It’s both profound and wildly simple.
“You’re up early.” Her voice is a little raspy, like this is the first time she’s using it this morning. I like that her first words of the day are mine, and mine hers.
“Couldn’t sleep.” Walking over to where she sits, I set the coffee down on the table by the swing, move her notebook over, and slide in next to her, putting the blood pressure monitor down between us.
“Do we have to?” she asks, anxiety flashing in her eyes like it always does when it’s blood pressure time.
I take her hand and kiss it. “We sure do. I’ll hold your hand.”
She wrinkles her nose but holds out her arm. I attach the cuff and hit the button on the machine, holding her hand as it does its thing. As always, her eyes stay right on mine, as if watching me lessens some of her anxiety. I really like that thought. When the monitor beeps, I give a satisfied nod at the number and reach over and grab her mug, handing it to her. “Take your blood pressure; get a treat.”
She blows out a breath as she takes the coffee, and I slide back so I’m sitting next to her. “Glad that’s over. Thanks for this.”
My heart gallops when she unwraps herself from the blanket with her free hand, tossing it over me so we can share. Wrapping my free arm around her, I press a kiss to the side of her head. We sit like that for a few minutes, enveloped in the pre-dawn quiet as the stars start to wink out, swing rocking lightly, and the winter air cold on our faces as we stare out at the street of my childhood. The place I became who I am. Where I learned how to be someone who could be a partner. A father. I realize, suddenly, how much I want to be both of those things with her.
Only with her.
It’s as perfect a moment as I’ve ever had.
Evan takes a sip of her coffee and gives that happy little hum I love so much. “Good call on the peppermint.”
I take a sip from my own mug, stroking my thumb over the softskin of her neck. “I know you’re still making up for all the pumpkin spice lattes you didn’t get to have when you were sick all the time, but I thought if there was ever a day for peppermint, it’s Christmas.”
Evan smiles, still looking out over the snow-covered front lawn. “You thought right. So why couldn’t you sleep?”
I tug the blanket tighter around her when she shivers a little. “Didn’t like being alone in bed.”
She gives me a side-eye that makes me laugh. “Don’t you pretty much always sleep alone?”
“I do, but I’ve never slept alone when you were right down the hall. I didn’t like having you so close but not quite close enough.”
“Close enough meaning in your bed?”
I grin and kiss her cheek. “That’s exactly what I meant.”

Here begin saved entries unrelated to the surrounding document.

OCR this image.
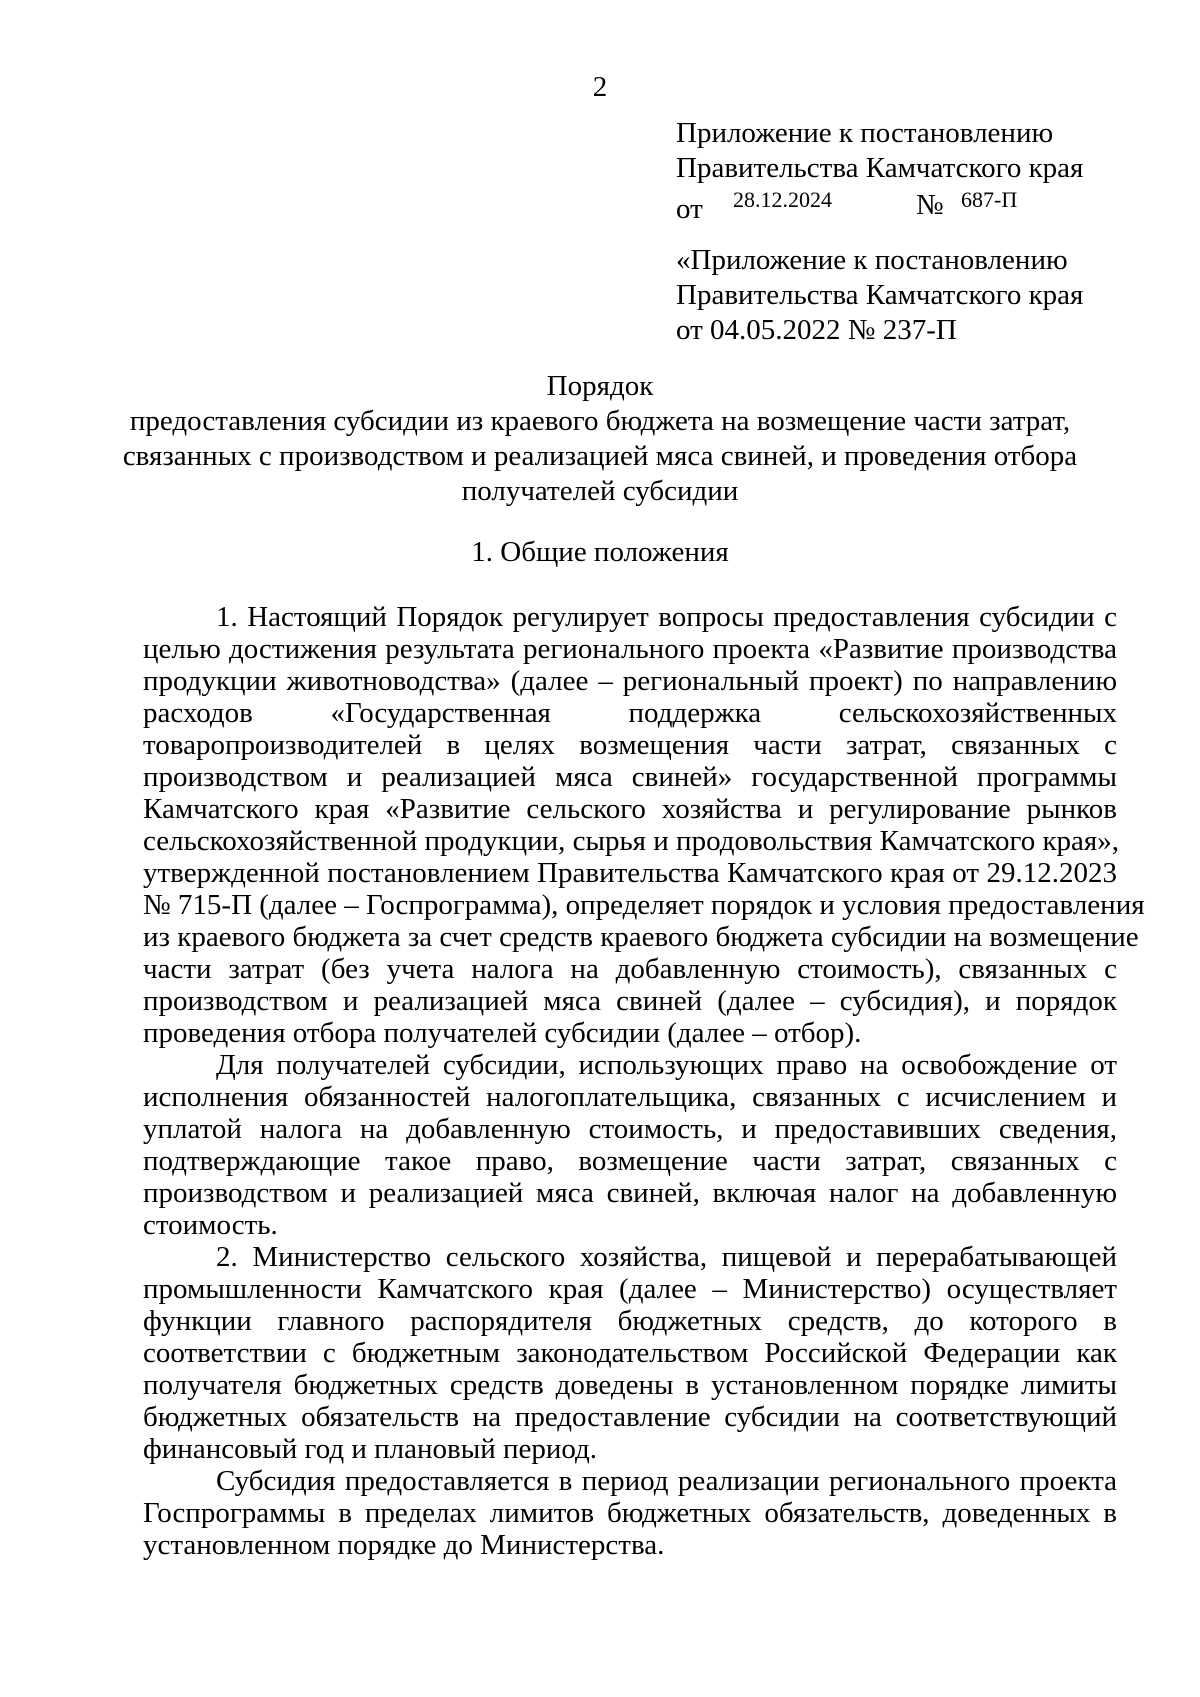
2
Приложение к постановлению
Правительства Камчатского края
от 28.12.2024	№ 687-П
«Приложение к постановлению
Правительства Камчатского края
от 04.05.2022 № 237-П
Порядок
предоставления субсидии из краевого бюджета на возмещение части затрат,
связанных с производством и реализацией мяса свиней, и проведения отбора
получателей субсидии
1. Общие положения
1. Настоящий Порядок регулирует вопросы предоставления субсидии с
целью достижения результата регионального проекта «Развитие производства
продукции животноводства» (далее – региональный проект) по направлению
расходов «Государственная поддержка сельскохозяйственных
товаропроизводителей в целях возмещения части затрат, связанных с
производством и реализацией мяса свиней» государственной программы
Камчатского края «Развитие сельского хозяйства и регулирование рынков
сельскохозяйственной продукции, сырья и продовольствия Камчатского края»,
утвержденной постановлением Правительства Камчатского края от 29.12.2023
№ 715-П (далее – Госпрограмма), определяет порядок и условия предоставления
из краевого бюджета за счет средств краевого бюджета субсидии на возмещение
части затрат (без учета налога на добавленную стоимость), связанных с
производством и реализацией мяса свиней (далее – субсидия), и порядок
проведения отбора получателей субсидии (далее – отбор).
Для получателей субсидии, использующих право на освобождение от
исполнения обязанностей налогоплательщика, связанных с исчислением и
уплатой налога на добавленную стоимость, и предоставивших сведения,
подтверждающие такое право, возмещение части затрат, связанных с
производством и реализацией мяса свиней, включая налог на добавленную
стоимость.
2. Министерство сельского хозяйства, пищевой и перерабатывающей
промышленности Камчатского края (далее – Министерство) осуществляет
функции главного распорядителя бюджетных средств, до которого в
соответствии с бюджетным законодательством Российской Федерации как
получателя бюджетных средств доведены в установленном порядке лимиты
бюджетных обязательств на предоставление субсидии на соответствующий
финансовый год и плановый период.
Субсидия предоставляется в период реализации регионального проекта
Госпрограммы в пределах лимитов бюджетных обязательств, доведенных в
установленном порядке до Министерства.
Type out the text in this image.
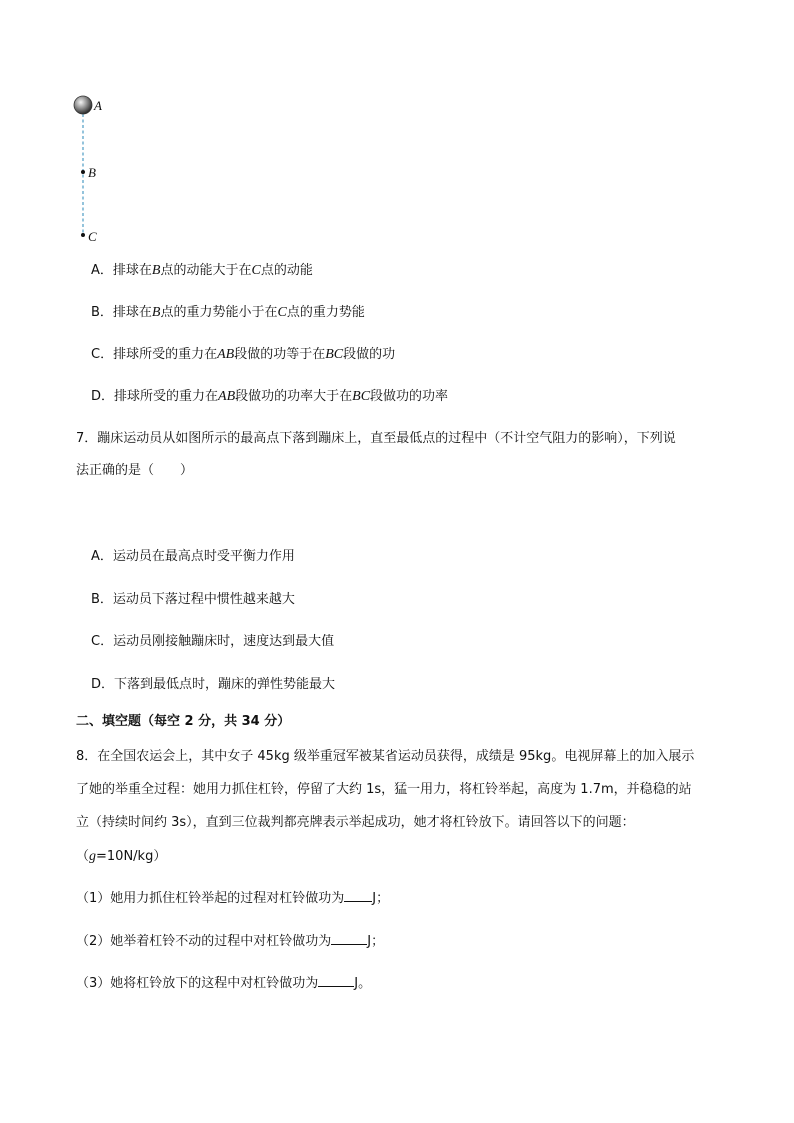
A
B
C
A．排球在B点的动能大于在C点的动能
B．排球在B点的重力势能小于在C点的重力势能
C．排球所受的重力在AB段做的功等于在BC段做的功
D．排球所受的重力在AB段做功的功率大于在BC段做功的功率
7．蹦床运动员从如图所示的最高点下落到蹦床上，直至最低点的过程中（不计空气阻力的影响），下列说
法正确的是（　　）
A．运动员在最高点时受平衡力作用
B．运动员下落过程中惯性越来越大
C．运动员刚接触蹦床时，速度达到最大值
D．下落到最低点时，蹦床的弹性势能最大
二、填空题（每空 2 分，共 34 分）
8．在全国农运会上，其中女子 45kg 级举重冠军被某省运动员获得，成绩是 95kg。电视屏幕上的加入展示
了她的举重全过程：她用力抓住杠铃，停留了大约 1s，猛一用力，将杠铃举起，高度为 1.7m，并稳稳的站
立（持续时间约 3s），直到三位裁判都亮牌表示举起成功，她才将杠铃放下。请回答以下的问题：
（g=10N/kg）
（1）她用力抓住杠铃举起的过程对杠铃做功为 J；
（2）她举着杠铃不动的过程中对杠铃做功为	J；
（3）她将杠铃放下的这程中对杠铃做功为	J。
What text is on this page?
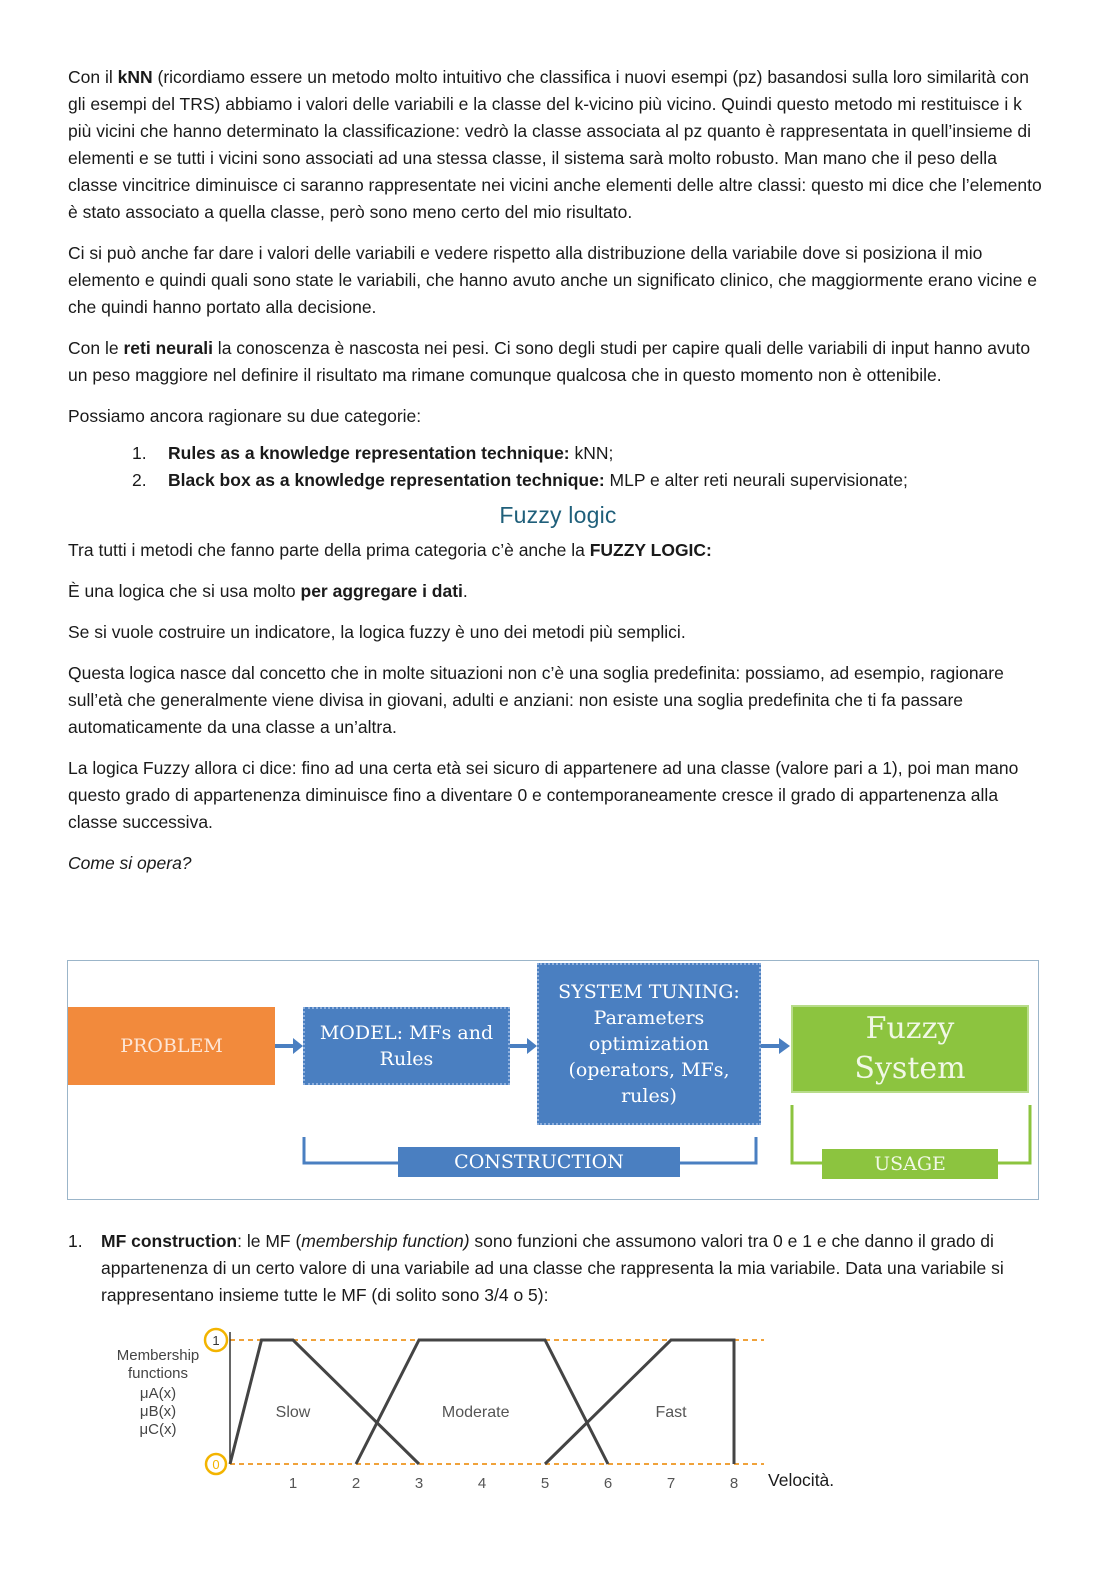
Con il kNN (ricordiamo essere un metodo molto intuitivo che classifica i nuovi esempi (pz) basandosi sulla loro similarità con gli esempi del TRS) abbiamo i valori delle variabili e la classe del k-vicino più vicino. Quindi questo metodo mi restituisce i k più vicini che hanno determinato la classificazione: vedrò la classe associata al pz quanto è rappresentata in quell’insieme di elementi e se tutti i vicini sono associati ad una stessa classe, il sistema sarà molto robusto. Man mano che il peso della classe vincitrice diminuisce ci saranno rappresentate nei vicini anche elementi delle altre classi: questo mi dice che l’elemento è stato associato a quella classe, però sono meno certo del mio risultato.

Ci si può anche far dare i valori delle variabili e vedere rispetto alla distribuzione della variabile dove si posiziona il mio elemento e quindi quali sono state le variabili, che hanno avuto anche un significato clinico, che maggiormente erano vicine e che quindi hanno portato alla decisione.

Con le reti neurali la conoscenza è nascosta nei pesi. Ci sono degli studi per capire quali delle variabili di input hanno avuto un peso maggiore nel definire il risultato ma rimane comunque qualcosa che in questo momento non è ottenibile.

Possiamo ancora ragionare su due categorie:

1. Rules as a knowledge representation technique: kNN;
2. Black box as a knowledge representation technique: MLP e alter reti neurali supervisionate;
Fuzzy logic

Tra tutti i metodi che fanno parte della prima categoria c’è anche la FUZZY LOGIC:

È una logica che si usa molto per aggregare i dati.

Se si vuole costruire un indicatore, la logica fuzzy è uno dei metodi più semplici.

Questa logica nasce dal concetto che in molte situazioni non c’è una soglia predefinita: possiamo, ad esempio, ragionare sull’età che generalmente viene divisa in giovani, adulti e anziani: non esiste una soglia predefinita che ti fa passare automaticamente da una classe a un’altra.

La logica Fuzzy allora ci dice: fino ad una certa età sei sicuro di appartenere ad una classe (valore pari a 1), poi man mano questo grado di appartenenza diminuisce fino a diventare 0 e contemporaneamente cresce il grado di appartenenza alla classe successiva.

Come si opera?

PROBLEM
MODEL: MFs and
Rules
SYSTEM TUNING:
Parameters
optimization
(operators, MFs,
rules)
Fuzzy
System
CONSTRUCTION	USAGE
1.	MF construction: le MF (membership function) sono funzioni che assumono valori tra 0 e 1 e che danno il grado di appartenenza di un certo valore di una variabile ad una classe che rappresenta la mia variabile. Data una variabile si rappresentano insieme tutte le MF (di solito sono 3/4 o 5):
Membership
functions
μA(x)
μB(x)
μC(x)
1
0
1	2	3	4	5	6	7	8
Slow	Moderate	Fast
Velocità.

She shifts, turning to face me. “I’m going to tell you this one thing because it’s Christmas, and I feel like on Christmas it’s important to be honest, otherwise Santa doesn’t bring you the good stuff.”
I chuckle, taking another sip of my coffee. “Lay it on me, Rhodes.”
“I had to talk myself out of sneaking into your room at least ten times last night.”
I can feel my grin spread. “Ev, that’s the best news I’ve ever heard. You totally should have. It would have been very high school of us.”
Evan gives me a wicked grin. “I don’t think anything that would have gone on in that room would have been high school appropriate.”
“Shit,” I mutter, shifting a little on the swing, my brain suddenly overrun with ideas of what we could have gotten up to in my bed last night. “Now I really wish you had snuck in.”
Evan bumps her knee with mine. “No way was I having sex with you for the first time in your parents’ house.”
I glance pointedly at her stomach. “I’m pretty sure that babyin there would tell you it absolutely would not have been our first time.”
Her face heats, and if her brain was anything like mine, it just served her an image of the two of us up against the window in that conference room. “Maybe not, but it would be the first time it—” She cuts herself off, slamming her mouth shut.
“The first time it what?”
She shakes her head. “Never mind.”
“No way, Rhodes, you can’t leave me hanging like that.”